E a chi sostiene che la democrazia è controllata, anche attraverso i media, dai poteri forti, dall’economia come risponde?
“Non è controllata, ma minacciata. È un fatto nuovo. Lo abbiamo visto, anche recentemente, con l’acquisto di Twitter da parte di Elon Mask. Quando cominciai a studiare l’Antitrust cioè il rapporto fra lo Stato e le grandi imprese, non solo veniva punito l’abuso di una posizione troppo forte, dominante, ma addirittura veniva punita la grandezza di per sé, perché era troppo pericolosa, troppo potente. Oggi la situazione è cambiata. Abbiamo grandi società, tutte cinesi o americane come Alibaba, Google, Amazon, Apple con un potere molto forte nella società. Quindi la difesa della democrazia passa anche dall’equilibrio di forze fra potere politico ed economico. La Cina, per stabilire la superiorità del potere politico su quello economico, utilizza metodi inaccettabili. Alibaba è la più grande piattaforma di vendita on-line del mondo. Ma quando ha dato vita ad Alipay, il braccio finanziario, la Cina ha comminato una multa di dieci miliardi di dollari, ha messo in albergo per qualche mese il suo proprietario e l’ha obbligato a vendere Alipay. Lo ribadisco: si tratta di un modo inaccettabile, ma se la democrazia non mette in rilievo questo, con regole molto precise che in passato c’erano, la democrazia è a rischio”.
Torniamo in Italia. Alle elezioni del 2 giugno 1946 votarono oltre l’89% degli elettori. Il 25 settembre scorso l’affluenza si è fermata a meno del 64%. Questo cosa significa?
“Una grande insoddisfazione per la politica. I partiti tradizionali avevano tanti difetti e sono finiti perché non hanno affrontato la soluzione dei loro difetti però avevano una particolare attenzione agli elettori.
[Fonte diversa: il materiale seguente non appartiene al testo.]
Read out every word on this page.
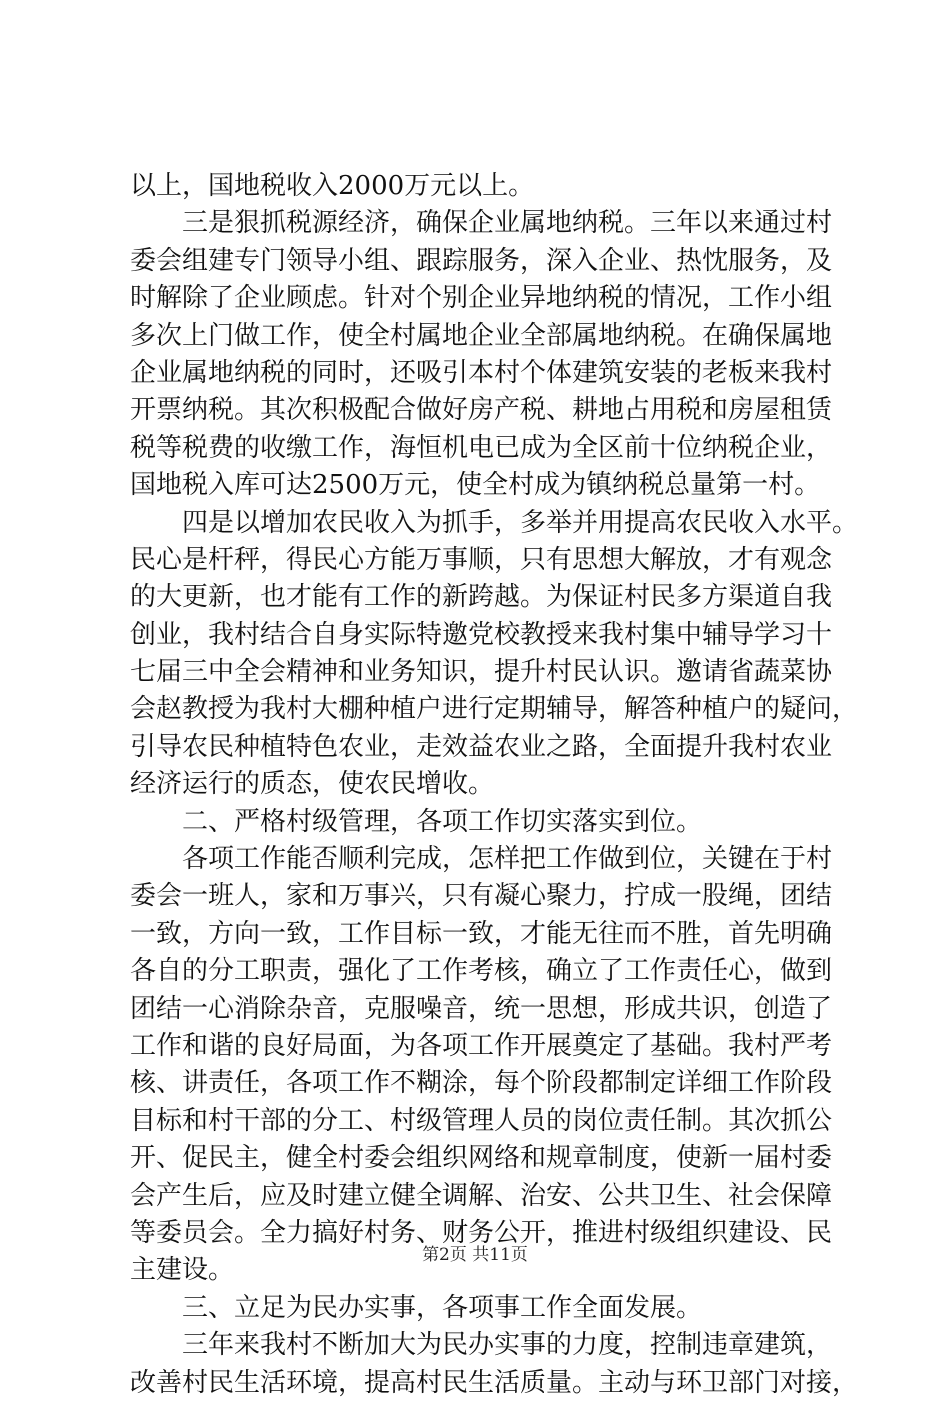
以上，国地税收入2000万元以上。
　　三是狠抓税源经济，确保企业属地纳税。三年以来通过村
委会组建专门领导小组、跟踪服务，深入企业、热忱服务，及
时解除了企业顾虑。针对个别企业异地纳税的情况，工作小组
多次上门做工作，使全村属地企业全部属地纳税。在确保属地
企业属地纳税的同时，还吸引本村个体建筑安装的老板来我村
开票纳税。其次积极配合做好房产税、耕地占用税和房屋租赁
税等税费的收缴工作，海恒机电已成为全区前十位纳税企业，
国地税入库可达2500万元，使全村成为镇纳税总量第一村。
　　四是以增加农民收入为抓手，多举并用提高农民收入水平。
民心是杆秤，得民心方能万事顺，只有思想大解放，才有观念
的大更新，也才能有工作的新跨越。为保证村民多方渠道自我
创业，我村结合自身实际特邀党校教授来我村集中辅导学习十
七届三中全会精神和业务知识，提升村民认识。邀请省蔬菜协
会赵教授为我村大棚种植户进行定期辅导，解答种植户的疑问，
引导农民种植特色农业，走效益农业之路，全面提升我村农业
经济运行的质态，使农民增收。
　　二、严格村级管理，各项工作切实落实到位。
　　各项工作能否顺利完成，怎样把工作做到位，关键在于村
委会一班人，家和万事兴，只有凝心聚力，拧成一股绳，团结
一致，方向一致，工作目标一致，才能无往而不胜，首先明确
各自的分工职责，强化了工作考核，确立了工作责任心，做到
团结一心消除杂音，克服噪音，统一思想，形成共识，创造了
工作和谐的良好局面，为各项工作开展奠定了基础。我村严考
核、讲责任，各项工作不糊涂，每个阶段都制定详细工作阶段
目标和村干部的分工、村级管理人员的岗位责任制。其次抓公
开、促民主，健全村委会组织网络和规章制度，使新一届村委
会产生后，应及时建立健全调解、治安、公共卫生、社会保障
等委员会。全力搞好村务、财务公开，推进村级组织建设、民
主建设。
　　三、立足为民办实事，各项事工作全面发展。
　　三年来我村不断加大为民办实事的力度，控制违章建筑，
改善村民生活环境，提高村民生活质量。主动与环卫部门对接，
第2页 共11页
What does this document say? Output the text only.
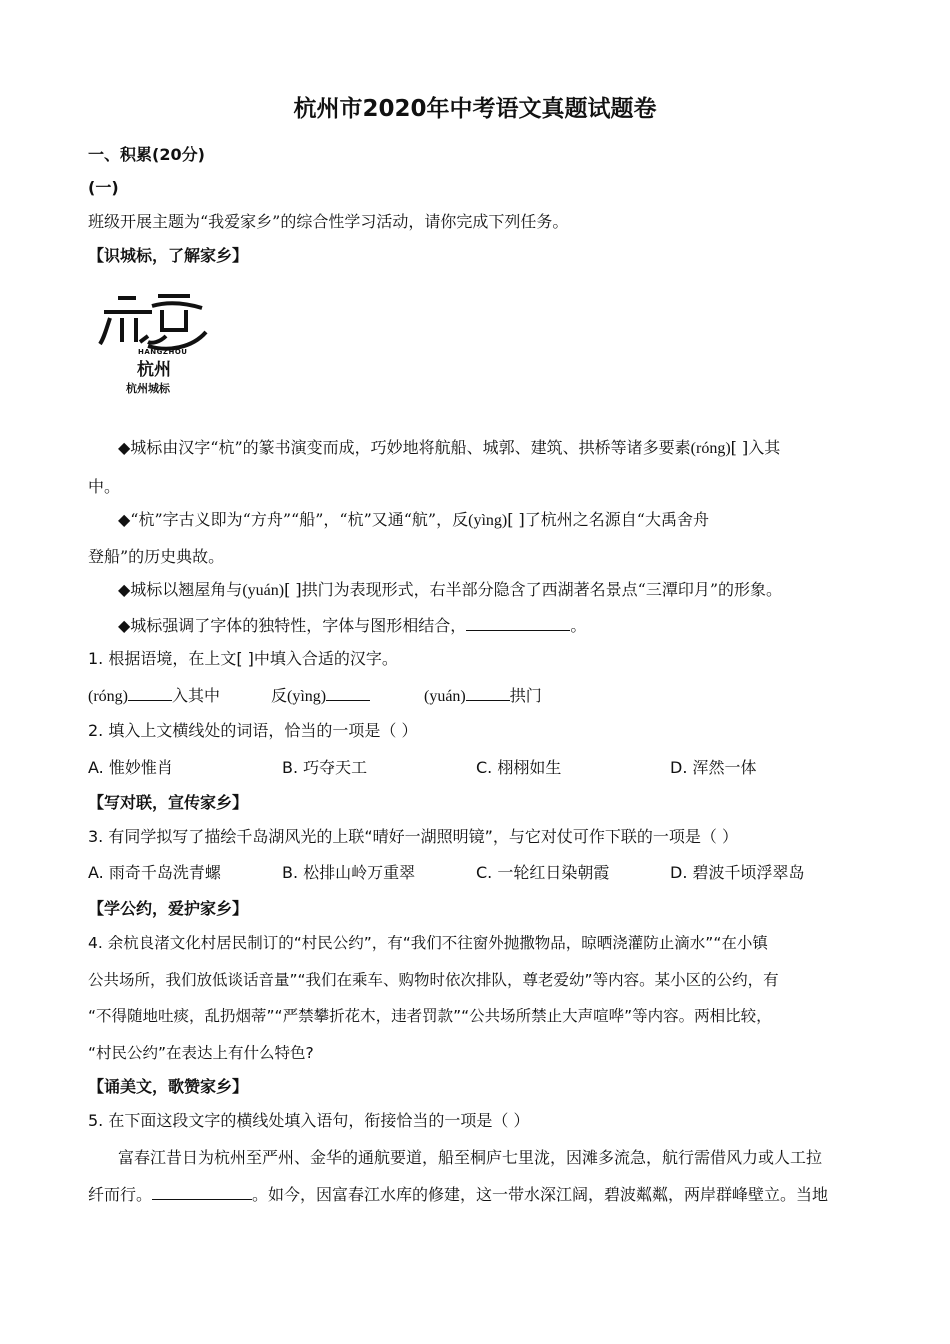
杭州市2020年中考语文真题试题卷
一、积累(20分)
(一)
班级开展主题为“我爱家乡”的综合性学习活动，请你完成下列任务。
【识城标，了解家乡】
HANGZHOU
杭州
杭州城标
◆城标由汉字“杭”的篆书演变而成，巧妙地将航船、城郭、建筑、拱桥等诸多要素(róng)[ ]入其
中。
◆“杭”字古义即为“方舟”“船”，“杭”又通“航”，反(yìng)[ ]了杭州之名源自“大禹舍舟
登船”的历史典故。
◆城标以翘屋角与(yuán)[ ]拱门为表现形式，右半部分隐含了西湖著名景点“三潭印月”的形象。
◆城标强调了字体的独特性，字体与图形相结合，	。
1. 根据语境，在上文[ ]中填入合适的汉字。
(róng)	入其中	反(yìng)	(yuán)	拱门
2. 填入上文横线处的词语，恰当的一项是（ ）
A. 惟妙惟肖	B. 巧夺天工	C. 栩栩如生	D. 浑然一体
【写对联，宣传家乡】
3. 有同学拟写了描绘千岛湖风光的上联“晴好一湖照明镜”，与它对仗可作下联的一项是（ ）
A. 雨奇千岛洗青螺	B. 松排山岭万重翠	C. 一轮红日染朝霞	D. 碧波千顷浮翠岛
【学公约，爱护家乡】
4. 余杭良渚文化村居民制订的“村民公约”，有“我们不往窗外抛撒物品，晾晒浇灌防止滴水”“在小镇
公共场所，我们放低谈话音量”“我们在乘车、购物时依次排队，尊老爱幼”等内容。某小区的公约，有
“不得随地吐痰，乱扔烟蒂”“严禁攀折花木，违者罚款”“公共场所禁止大声喧哗”等内容。两相比较，
“村民公约”在表达上有什么特色?
【诵美文，歌赞家乡】
5. 在下面这段文字的横线处填入语句，衔接恰当的一项是（ ）
富春江昔日为杭州至严州、金华的通航要道，船至桐庐七里泷，因滩多流急，航行需借风力或人工拉
纤而行。	。如今，因富春江水库的修建，这一带水深江阔，碧波粼粼，两岸群峰壁立。当地
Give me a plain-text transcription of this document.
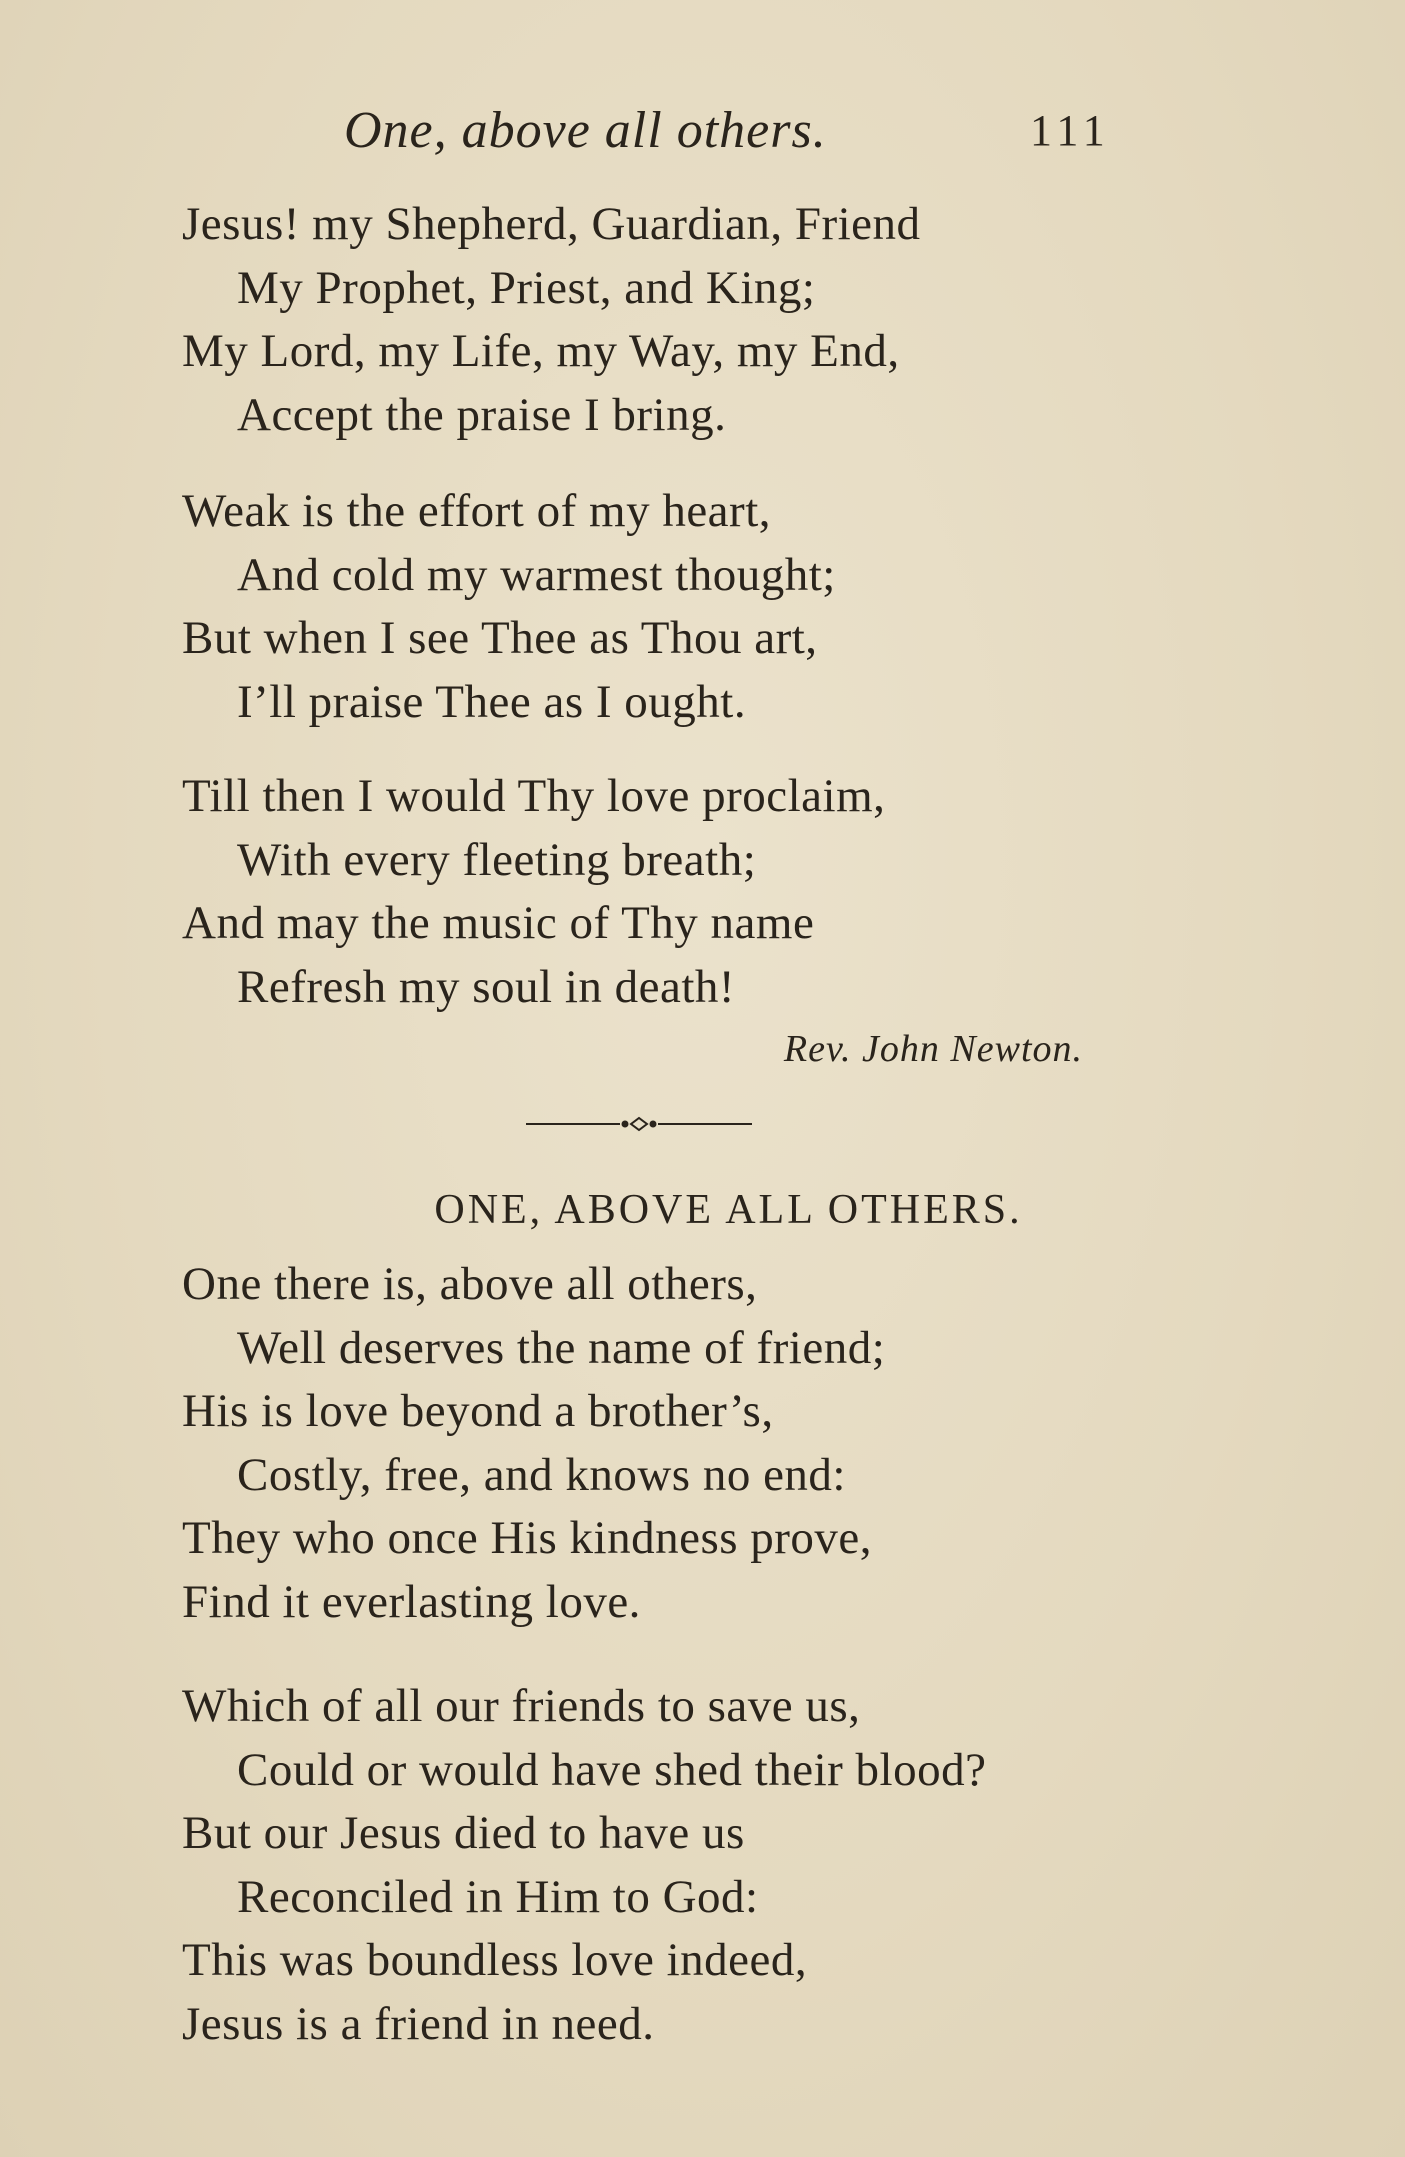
One, above all others.	111
Jesus! my Shepherd, Guardian, Friend
My Prophet, Priest, and King;
My Lord, my Life, my Way, my End,
Accept the praise I bring.
Weak is the effort of my heart,
And cold my warmest thought;
But when I see Thee as Thou art,
I’ll praise Thee as I ought.
Till then I would Thy love proclaim,
With every fleeting breath;
And may the music of Thy name
Refresh my soul in death!
Rev. John Newton.
ONE, ABOVE ALL OTHERS.
One there is, above all others,
Well deserves the name of friend;
His is love beyond a brother’s,
Costly, free, and knows no end:
They who once His kindness prove,
Find it everlasting love.
Which of all our friends to save us,
Could or would have shed their blood?
But our Jesus died to have us
Reconciled in Him to God:
This was boundless love indeed,
Jesus is a friend in need.
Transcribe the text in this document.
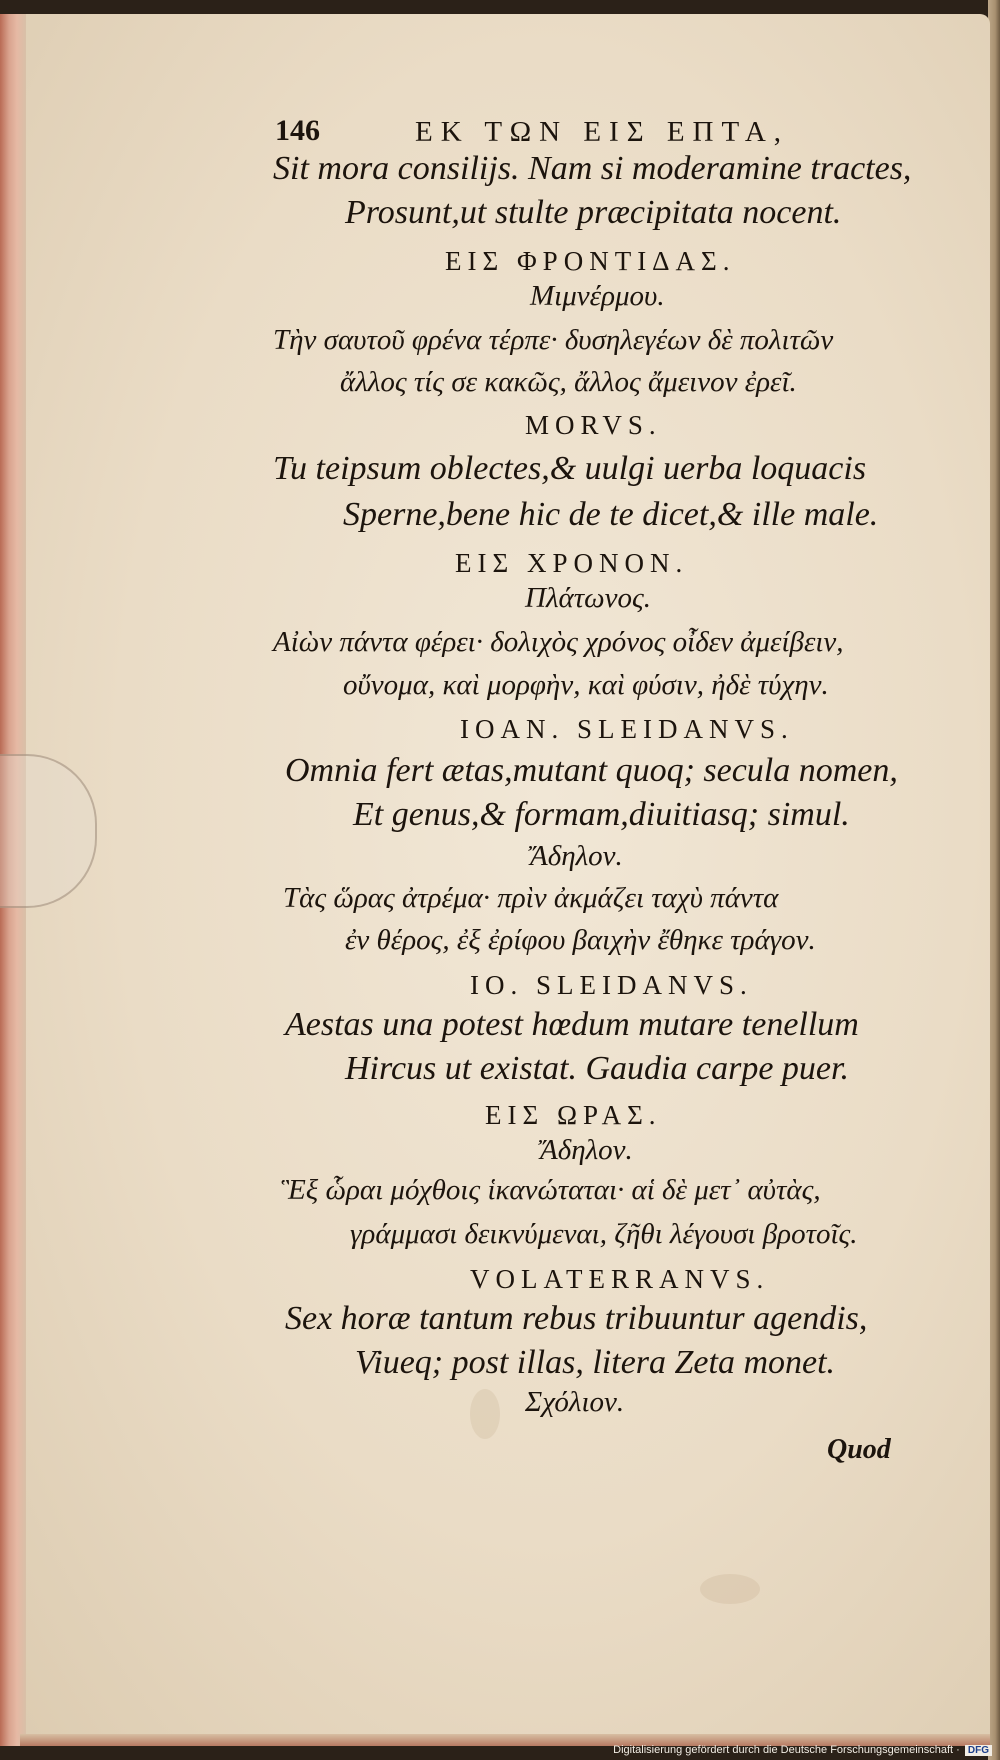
146	ΕΚ ΤΩΝ ΕΙΣ ΕΠΤΑ,
Sit mora consilijs. Nam si moderamine tractes,
Prosunt,ut stulte præcipitata nocent.
ΕΙΣ ΦΡΟΝΤΙΔΑΣ.
Μιμνέρμου.
Τὴν σαυτοῦ φρένα τέρπε· δυσηλεγέων δὲ πολιτῶν
ἄλλος τίς σε κακῶς, ἄλλος ἄμεινον ἐρεῖ.
MORVS.
Tu teipsum oblectes,& uulgi uerba loquacis
Sperne,bene hic de te dicet,& ille male.
ΕΙΣ ΧΡΟΝΟΝ.
Πλάτωνος.
Αἰὼν πάντα φέρει· δολιχὸς χρόνος οἶδεν ἀμείβειν,
οὔνομα, καὶ μορφὴν, καὶ φύσιν, ἠδὲ τύχην.
IOAN. SLEIDANVS.
Omnia fert ætas,mutant quoq; secula nomen,
Et genus,& formam,diuitiasq; simul.
Ἄδηλον.
Τὰς ὥρας ἀτρέμα· πρὶν ἀκμάζει ταχὺ πάντα
ἐν θέρος, ἐξ ἐρίφου βαιχὴν ἔθηκε τράγον.
IO. SLEIDANVS.
Aestas una potest hœdum mutare tenellum
Hircus ut existat. Gaudia carpe puer.
ΕΙΣ ΩΡΑΣ.
Ἄδηλον.
Ἓξ ὧραι μόχθοις ἱκανώταται· αἱ δὲ μετ᾽ αὐτὰς,
γράμμασι δεικνύμεναι, ζῆθι λέγουσι βροτοῖς.
VOLATERRANVS.
Sex horæ tantum rebus tribuuntur agendis,
Viueq; post illas, litera Zeta monet.
Σχόλιον.
Quod
Digitalisierung gefördert durch die Deutsche Forschungsgemeinschaft · DFG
Poi abbiamo avuto il periodo delle ‘stelle filanti’, come le hanno definite i politologi, diventate presto ‘stelle cadenti’. Il caso unico dell’Italia è quello di essersi affidati, negli ultimi anni, a poteri effimeri, Lega e 5 Stelle e quindi c’è stata una mancanza di identificazione sempre maggiore nei confronti delle proposte politiche che venivano presentate. Un fenomeno non estraneo ad altri Paesi europei, accentuato in Italia dove avevamo avuto una forte frequenza elettorale”.
Ma può esistere una democrazia senza il sistema dei partiti?
“No, non può esistere!”.
I partiti dunque restano necessari?
“Sì, però devono essere partiti democratici al loro interno. C’è un articolo della Costituzione, il n. 49 che afferma che i partiti devono essere organizzati con metodo democratico.
Questo articolo sottintendeva evidentemente che vi fossero delle leggi che regolavano con metodo democratico la vita dei partiti. I partiti italiani non le hanno mai volute fare e adesso pagano il prezzo di questo rifiuto”.